E Alessandro non mi tradì. Partimmo insieme per Perugia. Ci sistemammo a casa dei miei. Lui si alzava alle sei, andava all’università, poi al lavoro, tornava a notte fonda. Io provai a lavorare online, ma guadagnavo quasi nulla. I soldi non bastavano, contavamo i centesimi, mangiavamo pasta e uova. Solo l’aiuto dei miei genitori ci teneva a galla. E l’amore.

Poi le cose migliorarono. Ci laureammo, trovammo lavoro, affittammo una casa a Roma. Matteo cresceva, diventammo una famiglia solida. Ma il rancore non se n’era andato.

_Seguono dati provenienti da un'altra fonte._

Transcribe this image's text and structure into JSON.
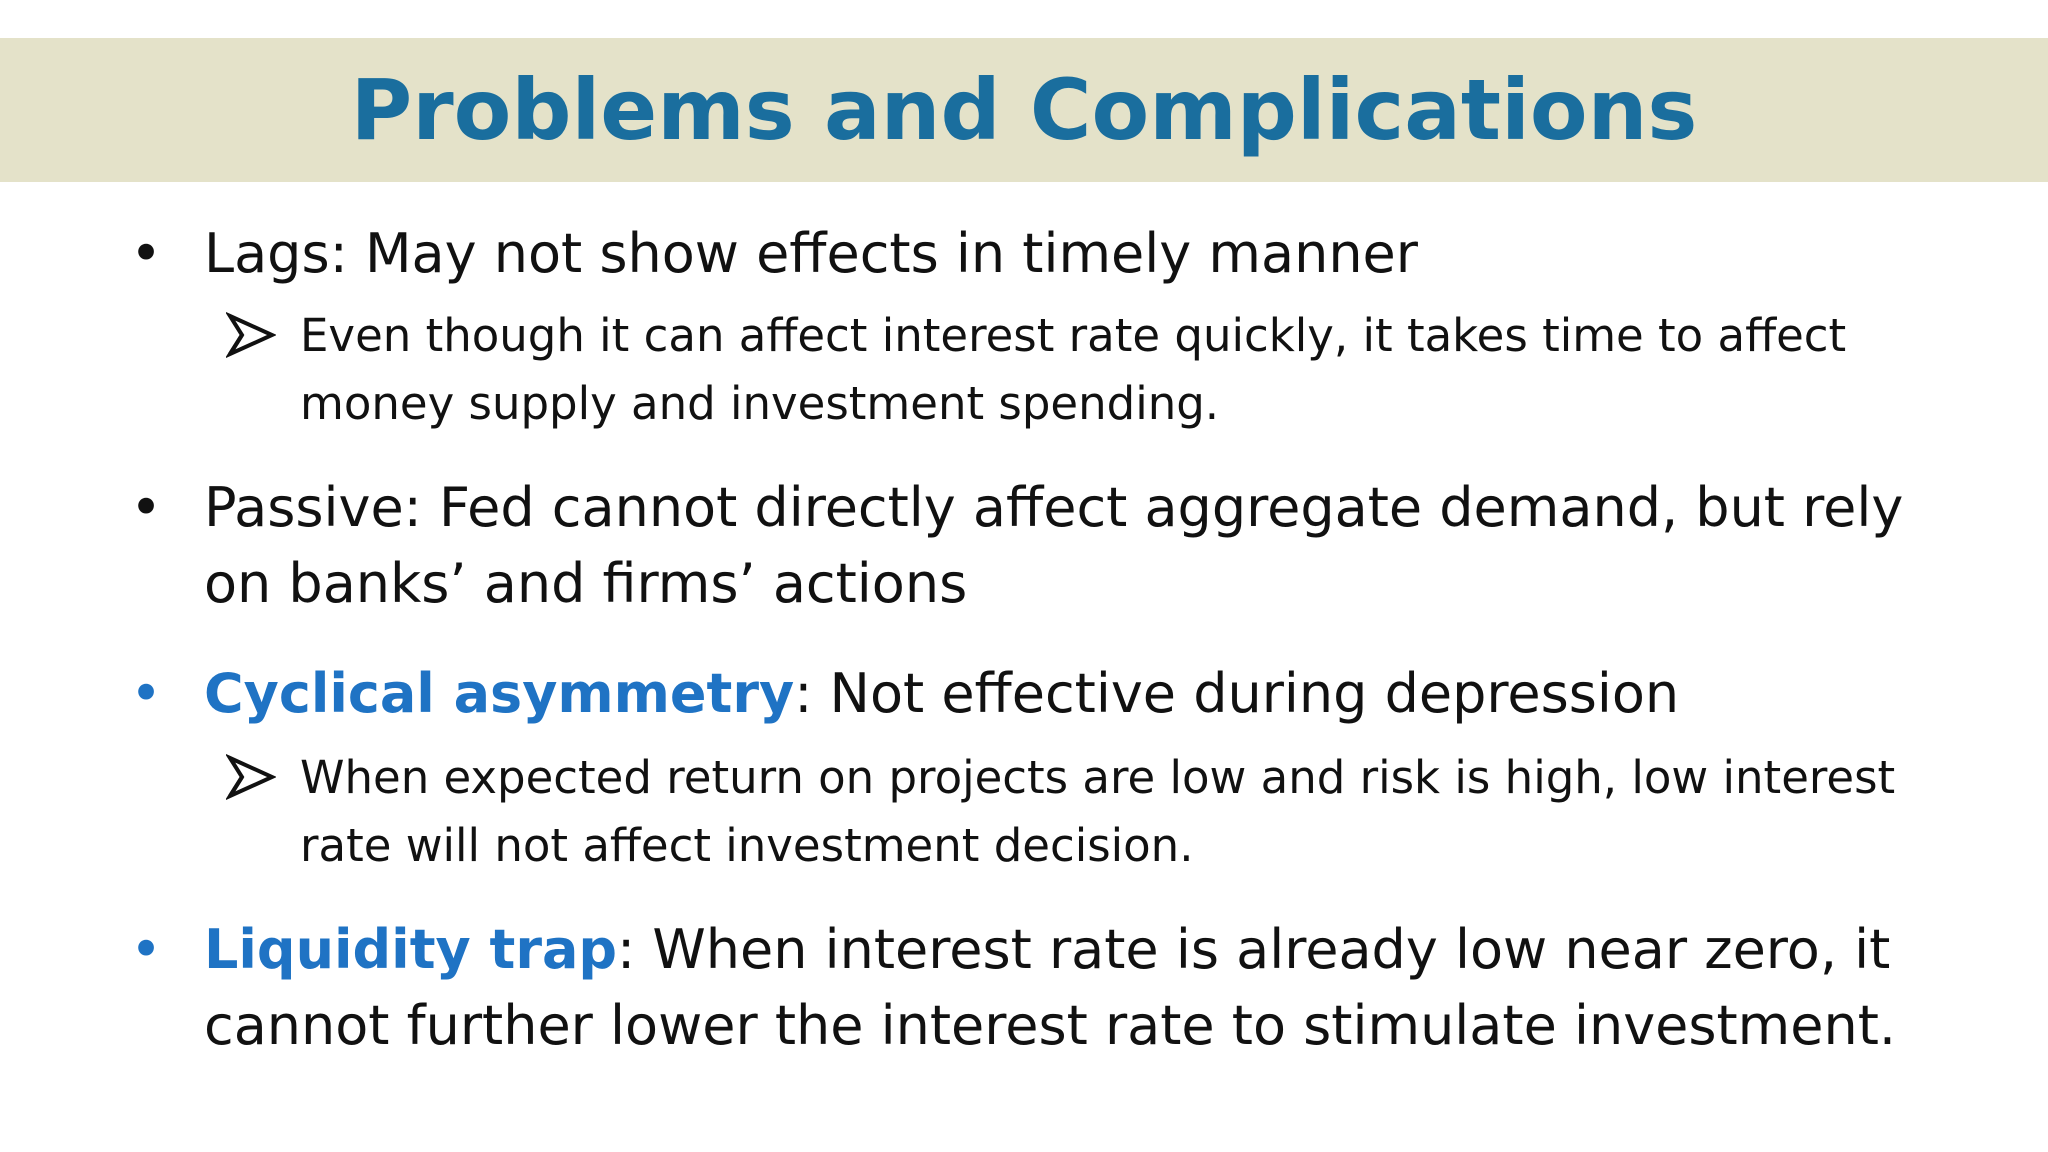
{
  "slide": {
    "title": "Problems and Complications",
    "bullets": [
      {
        "term": "",
        "text": "Lags: May not show effects in timely manner",
        "sub": "Even though it can affect interest rate quickly, it takes time to affect money supply and investment spending."
      },
      {
        "term": "",
        "text": "Passive: Fed cannot directly affect aggregate demand, but rely on banks’ and firms’ actions",
        "sub": ""
      },
      {
        "term": "Cyclical asymmetry",
        "text": ": Not effective during depression",
        "sub": "When expected return on projects are low and risk is high, low interest rate will not affect investment decision."
      },
      {
        "term": "Liquidity trap",
        "text": ": When interest rate is already low near zero, it cannot further lower the interest rate to stimulate investment.",
        "sub": ""
      }
    ],
    "colors": {
      "title": "#1a6e9e",
      "title_band": "#e4e2c9",
      "term": "#1f73c4",
      "body_text": "#111111"
    }
  }
}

Giovanna, in tutto questo tempo, è rimasta sola. L’appartamento da cui ci cacciò è vuoto. Ogni tanto chiama Alessandro, chiede del nipote, vuole foto. Lui risponde. Non serba rancore. Io no. Per me è un tradimento. Ci ha distrutto nel momento più fragile. Ci ha abbandonati quando eravamo indifesi.

“È casa mia! Avevo il diritto!” dice lei.

Sì, forse il diritto ce l’aveva. Ma la coscienza? Il cuore? Dov’erano mentre stavamo alla stazione con un bambino e due valigie?

Non sono vendicativa. Ma perdonare? Non è un obbligo. E nella sua vita non ho intenzione di tornare.

A volte, il coraggio più grande non è perdonare, ma decidere di proteggersi da chi non ha saputo amare.